Custom Home Theater vs. Home Theater in a Box

Custom Home Theater vs. Home Theater in a Box

Budget is generally one of, if not the, most important factors when designing a home theater. In the entry level arena of home theater, many manufacturers sell some variation of a “home theater in a box.” For sure, some of these systems can quite adequate at fitting many consumers’ needs.  Now, for arguments sake, we need to eliminate anything that most home theater companies would not use (read dirt cheap here) and anything that has a price tag over, say $1000. The reason for the former being obvious, the reason for the latter exception being that most of us could put a pretty decent system together for the $3,000 you would pay for some Bose systems. So for the purpose of this article, I’ll compare a system that I looked at on line that includes a Denon AVR1612 receiver and a 5.1 set of Klipsch speakers for about $800 to a custom home theater that’s around $1300.

The Home Theater in a Box System

The Good

First, the products in the home theater in a box come from very well respected companies. Both companies are known primarily for their audio products and do not make microwaves, refrigerators, TV’s, weed eaters, etc.  Denon makes A/V electronics, and Klipsch makes speakers.

The Bad

Though the quality of this particular system is not an issue, it does have its limitations. The Denon is rated at 75 watts per channel and is a 5.1 receiver. That means no 7.1, ever, and no multi-zone capability. The multi-zone or 7.1 may not end up being a big deal but if it ever is, it’ll be time for a new receiver. The Klipsch’s biggest limitation is the subwoofer. At 80 watts and with a 6.5” driver, it won’t deliver impact bass for home theater especially in a room bigger than a small bedroom.

The Custom Home Theater

Now that we’ve looked over the Home Theater in a Box, let’s presume our client has decided to call in a home theater company. For argument’s sake, let’s say the client is trying to do an average theater, maybe 13’ x 18’.

First, the theater in the box is not going to cut it. That system would be way underwhelming because of the above noted issues.  I would recommend a Denon AVR1912 and a Polk T1 satellite system with a Paradigm PDR100 subwoofer. This would bump up the budget about $500 at retail (less if done in a theater package) but would be an entirely different system. The sub would be able to handle a room of that size (it has a 10″ speaker and 300 watts of power), and the receiver (90 watts per channel) has the option to expand to either 7.1 or could run a second set of speakers in another zone AND play something independent of what’s on in the home theater.

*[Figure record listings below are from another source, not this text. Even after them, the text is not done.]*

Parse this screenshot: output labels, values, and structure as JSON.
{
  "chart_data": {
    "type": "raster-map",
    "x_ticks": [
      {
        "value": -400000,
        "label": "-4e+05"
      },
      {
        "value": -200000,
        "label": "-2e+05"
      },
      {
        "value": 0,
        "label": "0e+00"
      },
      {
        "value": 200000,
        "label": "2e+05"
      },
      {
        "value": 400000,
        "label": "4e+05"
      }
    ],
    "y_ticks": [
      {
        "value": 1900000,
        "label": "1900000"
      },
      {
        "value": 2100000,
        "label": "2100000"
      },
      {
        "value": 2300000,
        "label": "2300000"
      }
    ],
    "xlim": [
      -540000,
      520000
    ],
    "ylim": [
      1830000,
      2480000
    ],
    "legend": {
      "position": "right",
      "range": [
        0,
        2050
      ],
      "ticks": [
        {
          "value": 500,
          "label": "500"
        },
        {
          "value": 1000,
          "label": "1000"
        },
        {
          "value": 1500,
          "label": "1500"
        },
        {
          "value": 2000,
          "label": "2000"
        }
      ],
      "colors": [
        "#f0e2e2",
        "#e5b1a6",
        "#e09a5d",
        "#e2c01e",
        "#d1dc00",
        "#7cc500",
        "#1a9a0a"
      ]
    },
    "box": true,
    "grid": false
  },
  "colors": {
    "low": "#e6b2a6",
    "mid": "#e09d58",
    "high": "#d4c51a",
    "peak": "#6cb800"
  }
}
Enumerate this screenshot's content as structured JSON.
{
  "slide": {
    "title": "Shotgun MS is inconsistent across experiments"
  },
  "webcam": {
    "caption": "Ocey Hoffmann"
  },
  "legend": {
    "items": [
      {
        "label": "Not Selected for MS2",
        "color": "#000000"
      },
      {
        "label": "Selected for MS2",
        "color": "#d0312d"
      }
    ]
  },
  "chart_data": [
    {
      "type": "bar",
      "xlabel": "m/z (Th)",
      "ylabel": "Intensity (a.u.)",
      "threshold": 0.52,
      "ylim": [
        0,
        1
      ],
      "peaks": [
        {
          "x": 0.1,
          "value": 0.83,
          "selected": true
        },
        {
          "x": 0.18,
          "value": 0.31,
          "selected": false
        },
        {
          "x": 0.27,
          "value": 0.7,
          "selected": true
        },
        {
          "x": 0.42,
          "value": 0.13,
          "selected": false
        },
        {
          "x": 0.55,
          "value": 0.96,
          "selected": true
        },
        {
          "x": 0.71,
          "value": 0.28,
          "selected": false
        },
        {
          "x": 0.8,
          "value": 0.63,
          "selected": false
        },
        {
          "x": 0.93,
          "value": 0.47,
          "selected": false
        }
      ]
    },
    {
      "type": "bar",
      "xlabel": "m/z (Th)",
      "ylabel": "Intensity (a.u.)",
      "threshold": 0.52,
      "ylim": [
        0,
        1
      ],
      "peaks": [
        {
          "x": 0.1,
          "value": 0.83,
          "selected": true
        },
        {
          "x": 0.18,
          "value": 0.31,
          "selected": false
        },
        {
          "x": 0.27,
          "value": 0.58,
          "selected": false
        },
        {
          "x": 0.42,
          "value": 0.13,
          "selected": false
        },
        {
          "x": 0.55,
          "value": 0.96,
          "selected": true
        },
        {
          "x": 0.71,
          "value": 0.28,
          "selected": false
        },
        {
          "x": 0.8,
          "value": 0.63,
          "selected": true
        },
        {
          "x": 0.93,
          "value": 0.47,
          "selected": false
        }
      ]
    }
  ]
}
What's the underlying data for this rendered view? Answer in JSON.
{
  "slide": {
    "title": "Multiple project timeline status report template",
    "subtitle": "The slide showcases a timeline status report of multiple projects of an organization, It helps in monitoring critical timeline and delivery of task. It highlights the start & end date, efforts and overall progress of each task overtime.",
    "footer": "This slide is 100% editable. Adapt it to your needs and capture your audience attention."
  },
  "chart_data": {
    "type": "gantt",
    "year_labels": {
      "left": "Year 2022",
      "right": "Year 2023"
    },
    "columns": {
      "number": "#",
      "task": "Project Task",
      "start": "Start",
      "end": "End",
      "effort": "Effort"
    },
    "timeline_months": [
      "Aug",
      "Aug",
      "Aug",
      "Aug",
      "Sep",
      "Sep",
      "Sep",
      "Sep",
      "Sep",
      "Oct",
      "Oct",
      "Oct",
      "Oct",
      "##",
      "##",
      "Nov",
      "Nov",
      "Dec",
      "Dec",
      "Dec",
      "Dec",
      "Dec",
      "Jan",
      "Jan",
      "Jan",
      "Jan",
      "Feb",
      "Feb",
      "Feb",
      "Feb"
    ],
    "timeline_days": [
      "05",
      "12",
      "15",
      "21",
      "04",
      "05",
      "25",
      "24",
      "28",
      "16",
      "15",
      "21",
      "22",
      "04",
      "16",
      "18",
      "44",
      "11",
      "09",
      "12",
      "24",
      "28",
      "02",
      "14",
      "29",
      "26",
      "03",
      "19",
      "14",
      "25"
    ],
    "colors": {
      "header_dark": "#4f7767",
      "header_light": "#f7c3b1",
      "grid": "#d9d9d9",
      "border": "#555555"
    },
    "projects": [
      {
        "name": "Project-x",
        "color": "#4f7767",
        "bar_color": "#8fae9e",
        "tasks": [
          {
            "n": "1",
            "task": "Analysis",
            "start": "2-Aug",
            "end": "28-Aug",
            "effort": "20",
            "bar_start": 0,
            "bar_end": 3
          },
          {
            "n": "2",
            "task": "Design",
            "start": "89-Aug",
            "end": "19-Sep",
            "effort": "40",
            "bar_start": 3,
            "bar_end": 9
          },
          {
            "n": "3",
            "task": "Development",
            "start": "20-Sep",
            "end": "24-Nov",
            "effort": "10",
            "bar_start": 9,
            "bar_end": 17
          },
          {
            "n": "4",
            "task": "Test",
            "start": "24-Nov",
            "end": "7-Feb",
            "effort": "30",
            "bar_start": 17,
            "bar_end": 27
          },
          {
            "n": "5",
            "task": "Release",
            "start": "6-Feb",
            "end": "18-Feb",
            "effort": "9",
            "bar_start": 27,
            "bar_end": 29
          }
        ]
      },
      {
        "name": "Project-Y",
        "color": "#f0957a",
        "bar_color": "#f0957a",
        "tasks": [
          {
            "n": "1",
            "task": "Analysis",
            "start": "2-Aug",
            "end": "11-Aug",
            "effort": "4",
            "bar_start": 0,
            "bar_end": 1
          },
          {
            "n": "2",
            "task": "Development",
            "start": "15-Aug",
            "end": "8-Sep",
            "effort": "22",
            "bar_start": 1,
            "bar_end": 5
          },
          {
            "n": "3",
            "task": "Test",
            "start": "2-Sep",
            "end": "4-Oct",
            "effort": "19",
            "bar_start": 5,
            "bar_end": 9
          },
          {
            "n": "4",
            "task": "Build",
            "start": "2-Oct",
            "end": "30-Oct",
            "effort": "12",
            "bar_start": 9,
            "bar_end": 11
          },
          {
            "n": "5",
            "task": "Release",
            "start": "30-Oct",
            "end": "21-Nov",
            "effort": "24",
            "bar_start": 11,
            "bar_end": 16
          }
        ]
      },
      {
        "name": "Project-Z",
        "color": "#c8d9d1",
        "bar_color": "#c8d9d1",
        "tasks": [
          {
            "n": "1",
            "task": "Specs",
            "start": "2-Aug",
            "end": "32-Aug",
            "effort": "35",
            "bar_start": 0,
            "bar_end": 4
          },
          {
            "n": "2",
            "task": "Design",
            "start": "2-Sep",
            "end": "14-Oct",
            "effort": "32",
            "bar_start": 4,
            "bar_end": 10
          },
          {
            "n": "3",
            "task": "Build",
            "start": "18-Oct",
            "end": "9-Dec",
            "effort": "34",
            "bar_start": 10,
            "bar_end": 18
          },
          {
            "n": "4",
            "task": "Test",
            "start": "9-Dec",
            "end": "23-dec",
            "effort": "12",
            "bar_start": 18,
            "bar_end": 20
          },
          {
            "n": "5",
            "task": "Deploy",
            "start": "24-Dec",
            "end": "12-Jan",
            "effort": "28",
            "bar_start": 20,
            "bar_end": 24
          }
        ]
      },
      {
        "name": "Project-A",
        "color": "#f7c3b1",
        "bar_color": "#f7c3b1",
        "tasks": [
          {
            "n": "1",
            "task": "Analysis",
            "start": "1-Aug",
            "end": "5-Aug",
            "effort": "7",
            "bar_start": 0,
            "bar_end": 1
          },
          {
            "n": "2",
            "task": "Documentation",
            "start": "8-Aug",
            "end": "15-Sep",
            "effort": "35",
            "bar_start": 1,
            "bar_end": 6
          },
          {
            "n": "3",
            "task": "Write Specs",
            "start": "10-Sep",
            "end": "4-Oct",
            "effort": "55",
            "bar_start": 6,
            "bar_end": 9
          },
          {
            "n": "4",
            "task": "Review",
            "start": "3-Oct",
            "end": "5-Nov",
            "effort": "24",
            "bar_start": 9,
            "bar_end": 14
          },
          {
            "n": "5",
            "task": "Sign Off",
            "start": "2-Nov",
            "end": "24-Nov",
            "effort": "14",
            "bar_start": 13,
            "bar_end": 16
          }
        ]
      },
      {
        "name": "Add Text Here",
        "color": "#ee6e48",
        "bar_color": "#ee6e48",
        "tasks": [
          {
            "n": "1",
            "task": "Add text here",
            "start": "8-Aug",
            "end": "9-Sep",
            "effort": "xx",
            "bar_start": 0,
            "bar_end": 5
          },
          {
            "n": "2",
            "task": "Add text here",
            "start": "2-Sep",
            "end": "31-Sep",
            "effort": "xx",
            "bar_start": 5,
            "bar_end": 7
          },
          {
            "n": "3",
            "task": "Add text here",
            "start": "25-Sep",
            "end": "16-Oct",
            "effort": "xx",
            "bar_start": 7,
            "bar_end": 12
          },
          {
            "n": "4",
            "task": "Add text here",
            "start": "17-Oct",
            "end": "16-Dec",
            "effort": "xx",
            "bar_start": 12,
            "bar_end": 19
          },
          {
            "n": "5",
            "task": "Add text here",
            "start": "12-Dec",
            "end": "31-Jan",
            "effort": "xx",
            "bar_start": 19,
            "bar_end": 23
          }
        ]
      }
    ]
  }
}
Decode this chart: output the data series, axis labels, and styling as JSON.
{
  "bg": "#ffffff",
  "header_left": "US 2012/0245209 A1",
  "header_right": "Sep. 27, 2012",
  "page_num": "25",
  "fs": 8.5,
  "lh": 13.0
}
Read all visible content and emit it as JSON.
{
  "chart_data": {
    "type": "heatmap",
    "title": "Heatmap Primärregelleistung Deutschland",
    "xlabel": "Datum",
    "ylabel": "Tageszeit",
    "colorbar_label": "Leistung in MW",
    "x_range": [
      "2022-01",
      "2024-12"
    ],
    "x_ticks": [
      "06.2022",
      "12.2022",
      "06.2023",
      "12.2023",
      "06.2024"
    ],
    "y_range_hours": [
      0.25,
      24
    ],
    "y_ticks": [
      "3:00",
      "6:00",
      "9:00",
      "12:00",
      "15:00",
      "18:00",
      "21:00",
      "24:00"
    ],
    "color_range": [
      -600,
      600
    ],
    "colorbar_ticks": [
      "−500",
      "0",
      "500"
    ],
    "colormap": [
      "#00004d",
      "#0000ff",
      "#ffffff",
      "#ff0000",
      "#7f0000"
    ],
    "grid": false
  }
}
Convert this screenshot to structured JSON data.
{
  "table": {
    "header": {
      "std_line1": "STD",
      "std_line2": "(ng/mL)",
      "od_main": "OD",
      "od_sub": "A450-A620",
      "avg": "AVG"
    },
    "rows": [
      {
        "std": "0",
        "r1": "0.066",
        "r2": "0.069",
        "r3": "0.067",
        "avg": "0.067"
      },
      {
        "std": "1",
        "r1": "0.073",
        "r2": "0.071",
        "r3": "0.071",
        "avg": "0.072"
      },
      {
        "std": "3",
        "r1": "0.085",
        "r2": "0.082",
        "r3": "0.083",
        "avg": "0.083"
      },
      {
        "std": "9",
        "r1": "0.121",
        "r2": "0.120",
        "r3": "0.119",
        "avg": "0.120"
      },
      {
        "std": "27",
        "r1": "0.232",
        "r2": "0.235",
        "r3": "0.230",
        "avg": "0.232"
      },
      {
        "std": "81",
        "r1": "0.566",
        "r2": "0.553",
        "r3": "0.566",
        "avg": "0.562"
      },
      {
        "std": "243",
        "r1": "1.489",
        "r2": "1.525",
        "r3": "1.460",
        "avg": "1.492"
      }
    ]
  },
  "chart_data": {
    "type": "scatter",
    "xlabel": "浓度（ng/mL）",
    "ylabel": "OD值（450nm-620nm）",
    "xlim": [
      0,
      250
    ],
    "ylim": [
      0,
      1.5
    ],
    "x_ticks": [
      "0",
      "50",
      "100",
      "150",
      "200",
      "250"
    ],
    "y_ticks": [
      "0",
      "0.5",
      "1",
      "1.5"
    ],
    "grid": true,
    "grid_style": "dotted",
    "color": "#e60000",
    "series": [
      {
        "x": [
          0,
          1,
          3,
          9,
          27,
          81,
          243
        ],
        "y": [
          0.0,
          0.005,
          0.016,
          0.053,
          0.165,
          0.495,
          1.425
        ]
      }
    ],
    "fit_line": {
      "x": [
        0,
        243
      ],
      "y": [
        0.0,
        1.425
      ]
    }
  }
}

Understandably, a few hundred more dollars may be a deal breaker for some, but if I was asked my advice on the set up, I would tell someone to wait a little, save their money and get the right gear. Remember, you’re paying an experience. And although the theater in the box would work in that example, it would be line asking a 4 cylinder car to pull a trailer up a mountain incline. You might make it to the top, but it probably won’t be a great experience.